Primer pairs produced expected results in all positive control type strains with no false negative results. For each run with the nuc S. pseudintermedius primer pair, ATCC

29663 and LMG 22219 provided a negative and positive result, respectively. For each run, a no template control was used and was negative.

5.5 Discussion

Accurate identification of the isolates was essential to the validation of the PCR, and contradictions in identification of isolates must be evaluated critically. The VITEK2 system when used in isolation, did not demonstrate complete agreement with previous identification methods, particularly in previously identified S. schleiferi isolates, regardless of the previous method of identification: API ID 32 STAPH identification or stand-alone testing.

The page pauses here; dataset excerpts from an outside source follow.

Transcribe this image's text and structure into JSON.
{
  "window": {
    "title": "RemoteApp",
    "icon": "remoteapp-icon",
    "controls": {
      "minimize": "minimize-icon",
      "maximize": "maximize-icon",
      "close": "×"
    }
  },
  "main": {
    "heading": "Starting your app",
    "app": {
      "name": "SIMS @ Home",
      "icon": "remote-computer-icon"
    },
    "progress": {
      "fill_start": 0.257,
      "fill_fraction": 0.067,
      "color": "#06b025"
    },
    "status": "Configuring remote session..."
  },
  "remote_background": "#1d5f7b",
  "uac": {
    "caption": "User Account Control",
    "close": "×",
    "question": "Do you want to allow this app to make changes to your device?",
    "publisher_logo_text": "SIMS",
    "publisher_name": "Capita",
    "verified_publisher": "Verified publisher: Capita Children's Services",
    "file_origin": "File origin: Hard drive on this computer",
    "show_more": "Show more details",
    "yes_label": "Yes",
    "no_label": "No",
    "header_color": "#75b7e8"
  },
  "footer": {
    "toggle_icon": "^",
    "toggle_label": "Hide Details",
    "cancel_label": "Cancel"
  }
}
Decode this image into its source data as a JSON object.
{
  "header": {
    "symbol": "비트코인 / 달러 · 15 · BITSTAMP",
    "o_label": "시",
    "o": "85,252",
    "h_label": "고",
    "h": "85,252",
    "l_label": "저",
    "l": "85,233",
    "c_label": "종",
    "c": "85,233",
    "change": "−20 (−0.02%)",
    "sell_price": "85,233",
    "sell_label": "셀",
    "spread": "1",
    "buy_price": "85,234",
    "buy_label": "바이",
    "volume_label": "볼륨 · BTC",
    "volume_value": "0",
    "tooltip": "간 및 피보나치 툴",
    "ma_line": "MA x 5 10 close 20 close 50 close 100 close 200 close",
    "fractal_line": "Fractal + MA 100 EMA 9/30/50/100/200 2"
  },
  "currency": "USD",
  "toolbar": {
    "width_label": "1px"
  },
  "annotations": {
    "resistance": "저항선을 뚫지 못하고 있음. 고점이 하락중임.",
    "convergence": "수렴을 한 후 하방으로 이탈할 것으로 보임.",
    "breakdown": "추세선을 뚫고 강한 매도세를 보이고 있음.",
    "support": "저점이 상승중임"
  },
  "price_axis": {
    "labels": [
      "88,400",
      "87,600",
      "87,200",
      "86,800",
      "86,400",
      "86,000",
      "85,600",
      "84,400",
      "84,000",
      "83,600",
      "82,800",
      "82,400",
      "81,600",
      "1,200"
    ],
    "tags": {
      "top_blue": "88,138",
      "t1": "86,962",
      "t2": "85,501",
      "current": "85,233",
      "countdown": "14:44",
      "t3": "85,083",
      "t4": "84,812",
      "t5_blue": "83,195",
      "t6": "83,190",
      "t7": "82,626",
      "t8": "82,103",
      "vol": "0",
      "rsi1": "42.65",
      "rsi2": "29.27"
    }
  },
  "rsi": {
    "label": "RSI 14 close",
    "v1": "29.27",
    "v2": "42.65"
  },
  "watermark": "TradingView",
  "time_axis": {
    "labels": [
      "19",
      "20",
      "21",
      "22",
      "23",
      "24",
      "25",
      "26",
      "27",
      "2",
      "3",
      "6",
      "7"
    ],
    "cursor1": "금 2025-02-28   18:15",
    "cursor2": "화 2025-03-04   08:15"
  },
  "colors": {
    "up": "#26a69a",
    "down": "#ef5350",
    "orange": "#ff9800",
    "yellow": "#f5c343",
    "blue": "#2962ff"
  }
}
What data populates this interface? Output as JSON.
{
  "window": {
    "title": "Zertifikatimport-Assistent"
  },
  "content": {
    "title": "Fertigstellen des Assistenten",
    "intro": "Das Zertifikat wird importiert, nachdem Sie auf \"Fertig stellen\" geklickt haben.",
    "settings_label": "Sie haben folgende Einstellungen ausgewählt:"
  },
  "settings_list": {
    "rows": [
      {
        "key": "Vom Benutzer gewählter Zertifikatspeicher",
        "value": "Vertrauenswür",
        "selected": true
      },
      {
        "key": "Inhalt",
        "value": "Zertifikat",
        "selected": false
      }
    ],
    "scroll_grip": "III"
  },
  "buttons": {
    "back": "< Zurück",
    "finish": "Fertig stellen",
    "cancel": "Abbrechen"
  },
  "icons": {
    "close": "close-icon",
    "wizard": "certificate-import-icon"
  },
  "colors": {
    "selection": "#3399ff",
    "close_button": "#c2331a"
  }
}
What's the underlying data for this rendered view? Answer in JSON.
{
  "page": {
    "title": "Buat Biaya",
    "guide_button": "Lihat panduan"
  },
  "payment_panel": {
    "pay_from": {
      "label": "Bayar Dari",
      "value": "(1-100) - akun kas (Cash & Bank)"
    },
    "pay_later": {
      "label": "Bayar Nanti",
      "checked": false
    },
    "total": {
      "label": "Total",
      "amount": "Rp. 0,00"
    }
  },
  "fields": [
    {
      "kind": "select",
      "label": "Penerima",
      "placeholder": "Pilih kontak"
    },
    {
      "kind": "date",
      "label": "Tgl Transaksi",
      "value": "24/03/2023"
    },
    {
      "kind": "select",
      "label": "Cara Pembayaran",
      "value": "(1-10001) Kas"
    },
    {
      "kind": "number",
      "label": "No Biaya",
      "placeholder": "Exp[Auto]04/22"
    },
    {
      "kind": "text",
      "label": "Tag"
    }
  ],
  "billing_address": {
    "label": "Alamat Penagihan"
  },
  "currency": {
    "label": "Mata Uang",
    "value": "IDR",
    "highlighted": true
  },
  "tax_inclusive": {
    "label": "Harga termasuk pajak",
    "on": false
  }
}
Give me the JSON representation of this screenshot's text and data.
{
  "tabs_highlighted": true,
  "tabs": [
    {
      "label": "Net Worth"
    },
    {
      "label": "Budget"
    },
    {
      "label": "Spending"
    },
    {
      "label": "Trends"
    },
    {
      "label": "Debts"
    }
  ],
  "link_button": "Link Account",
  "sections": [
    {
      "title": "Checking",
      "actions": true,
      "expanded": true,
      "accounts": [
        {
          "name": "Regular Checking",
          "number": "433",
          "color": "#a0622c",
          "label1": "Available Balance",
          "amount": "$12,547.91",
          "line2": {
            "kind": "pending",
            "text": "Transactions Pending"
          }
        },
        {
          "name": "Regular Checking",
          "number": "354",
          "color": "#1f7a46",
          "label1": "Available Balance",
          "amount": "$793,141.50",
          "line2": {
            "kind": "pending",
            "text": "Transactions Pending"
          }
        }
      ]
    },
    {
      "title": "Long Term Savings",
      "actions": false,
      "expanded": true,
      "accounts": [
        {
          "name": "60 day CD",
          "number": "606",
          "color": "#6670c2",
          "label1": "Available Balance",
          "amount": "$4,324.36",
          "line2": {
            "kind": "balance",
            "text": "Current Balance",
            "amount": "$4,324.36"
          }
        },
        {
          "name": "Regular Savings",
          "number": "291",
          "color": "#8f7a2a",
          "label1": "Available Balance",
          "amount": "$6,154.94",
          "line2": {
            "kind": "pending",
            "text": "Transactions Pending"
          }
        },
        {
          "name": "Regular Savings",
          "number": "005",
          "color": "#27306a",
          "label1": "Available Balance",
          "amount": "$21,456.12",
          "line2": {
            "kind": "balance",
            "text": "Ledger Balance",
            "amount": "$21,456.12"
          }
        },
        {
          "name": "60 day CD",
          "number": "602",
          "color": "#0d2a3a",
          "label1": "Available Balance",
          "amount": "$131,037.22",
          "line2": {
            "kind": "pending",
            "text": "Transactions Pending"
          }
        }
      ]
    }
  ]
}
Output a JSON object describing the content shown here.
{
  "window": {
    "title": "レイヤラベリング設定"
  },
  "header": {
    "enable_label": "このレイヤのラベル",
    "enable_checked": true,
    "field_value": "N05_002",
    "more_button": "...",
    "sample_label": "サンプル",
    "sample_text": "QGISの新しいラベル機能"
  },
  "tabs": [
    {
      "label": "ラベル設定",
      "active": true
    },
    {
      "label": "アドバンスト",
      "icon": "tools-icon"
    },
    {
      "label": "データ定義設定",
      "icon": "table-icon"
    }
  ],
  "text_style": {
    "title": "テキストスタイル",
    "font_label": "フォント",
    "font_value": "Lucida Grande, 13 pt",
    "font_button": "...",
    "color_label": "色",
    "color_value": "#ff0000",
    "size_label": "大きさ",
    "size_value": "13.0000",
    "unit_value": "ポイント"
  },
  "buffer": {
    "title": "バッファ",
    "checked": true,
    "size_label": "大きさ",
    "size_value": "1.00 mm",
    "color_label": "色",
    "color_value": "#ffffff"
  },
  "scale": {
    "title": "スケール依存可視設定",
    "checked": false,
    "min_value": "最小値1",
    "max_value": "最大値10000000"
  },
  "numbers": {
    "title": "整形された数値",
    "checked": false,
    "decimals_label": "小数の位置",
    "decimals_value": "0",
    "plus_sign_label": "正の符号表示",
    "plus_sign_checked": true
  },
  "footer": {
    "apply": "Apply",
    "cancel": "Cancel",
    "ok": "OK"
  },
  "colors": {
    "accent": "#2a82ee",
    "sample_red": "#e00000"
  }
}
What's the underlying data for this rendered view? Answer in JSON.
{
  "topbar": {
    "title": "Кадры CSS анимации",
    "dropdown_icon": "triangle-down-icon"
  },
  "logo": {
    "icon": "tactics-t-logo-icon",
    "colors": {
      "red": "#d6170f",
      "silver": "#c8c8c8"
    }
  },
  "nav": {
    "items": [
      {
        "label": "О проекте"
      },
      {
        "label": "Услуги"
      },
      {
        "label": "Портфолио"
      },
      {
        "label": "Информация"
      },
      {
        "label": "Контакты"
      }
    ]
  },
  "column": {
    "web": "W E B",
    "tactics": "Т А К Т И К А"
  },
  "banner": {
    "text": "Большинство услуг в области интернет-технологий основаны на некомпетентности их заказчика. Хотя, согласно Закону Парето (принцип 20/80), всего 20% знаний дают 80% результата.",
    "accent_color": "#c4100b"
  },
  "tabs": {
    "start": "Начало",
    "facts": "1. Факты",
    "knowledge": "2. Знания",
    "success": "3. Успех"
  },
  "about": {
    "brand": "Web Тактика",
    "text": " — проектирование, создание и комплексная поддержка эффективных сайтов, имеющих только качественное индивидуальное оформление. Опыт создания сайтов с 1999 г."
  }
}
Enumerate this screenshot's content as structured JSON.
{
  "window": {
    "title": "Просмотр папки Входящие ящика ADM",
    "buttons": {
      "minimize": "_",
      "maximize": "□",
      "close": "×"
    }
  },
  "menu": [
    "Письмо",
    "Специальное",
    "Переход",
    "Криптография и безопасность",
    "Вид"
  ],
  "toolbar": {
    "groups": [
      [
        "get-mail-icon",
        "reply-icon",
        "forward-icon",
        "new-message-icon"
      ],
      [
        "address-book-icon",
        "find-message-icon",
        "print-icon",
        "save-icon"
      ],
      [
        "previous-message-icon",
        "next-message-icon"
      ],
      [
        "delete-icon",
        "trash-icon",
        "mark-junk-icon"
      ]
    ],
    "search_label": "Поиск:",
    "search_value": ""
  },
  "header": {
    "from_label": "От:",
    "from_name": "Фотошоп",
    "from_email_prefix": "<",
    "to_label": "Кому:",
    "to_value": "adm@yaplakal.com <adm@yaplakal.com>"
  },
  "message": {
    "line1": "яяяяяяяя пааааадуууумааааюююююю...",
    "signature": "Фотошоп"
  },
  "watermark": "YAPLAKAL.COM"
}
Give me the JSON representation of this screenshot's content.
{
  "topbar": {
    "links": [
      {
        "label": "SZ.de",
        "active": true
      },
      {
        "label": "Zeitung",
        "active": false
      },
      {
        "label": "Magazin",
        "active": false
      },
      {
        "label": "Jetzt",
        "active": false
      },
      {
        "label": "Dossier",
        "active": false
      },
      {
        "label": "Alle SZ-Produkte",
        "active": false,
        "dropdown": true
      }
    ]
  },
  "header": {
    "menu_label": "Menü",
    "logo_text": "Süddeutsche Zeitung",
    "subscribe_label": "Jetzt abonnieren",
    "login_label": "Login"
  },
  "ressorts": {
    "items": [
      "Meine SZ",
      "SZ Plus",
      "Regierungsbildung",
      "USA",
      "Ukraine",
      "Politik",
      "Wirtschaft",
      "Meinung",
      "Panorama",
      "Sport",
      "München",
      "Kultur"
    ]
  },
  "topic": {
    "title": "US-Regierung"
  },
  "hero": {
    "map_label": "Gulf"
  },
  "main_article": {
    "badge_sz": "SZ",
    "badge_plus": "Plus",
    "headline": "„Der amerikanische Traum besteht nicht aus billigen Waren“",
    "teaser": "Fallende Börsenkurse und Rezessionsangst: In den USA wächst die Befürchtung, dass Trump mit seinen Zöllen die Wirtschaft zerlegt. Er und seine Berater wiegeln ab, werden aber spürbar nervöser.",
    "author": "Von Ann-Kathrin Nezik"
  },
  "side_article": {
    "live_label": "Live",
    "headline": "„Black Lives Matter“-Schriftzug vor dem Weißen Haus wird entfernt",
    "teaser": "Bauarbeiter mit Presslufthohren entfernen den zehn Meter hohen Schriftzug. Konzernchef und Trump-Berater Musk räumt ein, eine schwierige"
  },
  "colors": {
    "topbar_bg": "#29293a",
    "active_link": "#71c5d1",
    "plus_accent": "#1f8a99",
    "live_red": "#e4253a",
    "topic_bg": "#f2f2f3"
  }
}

Of interest were eight isolates that satisfied criteria for identification of S. schleiferi as outlined in Chapter 3, but were assigned a final identification of S. chromogenes by the ODH as a result of supplemental urease testing. The 8 isolates were determined to be S. chromogenes because they were urease positive, a result contradictory to the identification of S. schleiferi as reported by VITEK2. However, S. schleiferi subsp. coagulans is urease positive. S. chromogenes, like S. schleiferi, is anticipated to be lactose and trehalose fermentation positive. However, it should be

Voges-Proskauer negative, and all 8 isolates were Voges-Proskauer positive. Therefore it is proposed that the 8 isolates in question (049, 052, 058, 0102, 0165, 238, 249 and 290) be interpreted as S. schleiferi and considered for inclusion in PCR validation. Expected

122 biochemical results for S. schleiferi subsp schleiferi, S. schleiferi subsp. coagulans, and S. chromogenes are displayed in Table 19.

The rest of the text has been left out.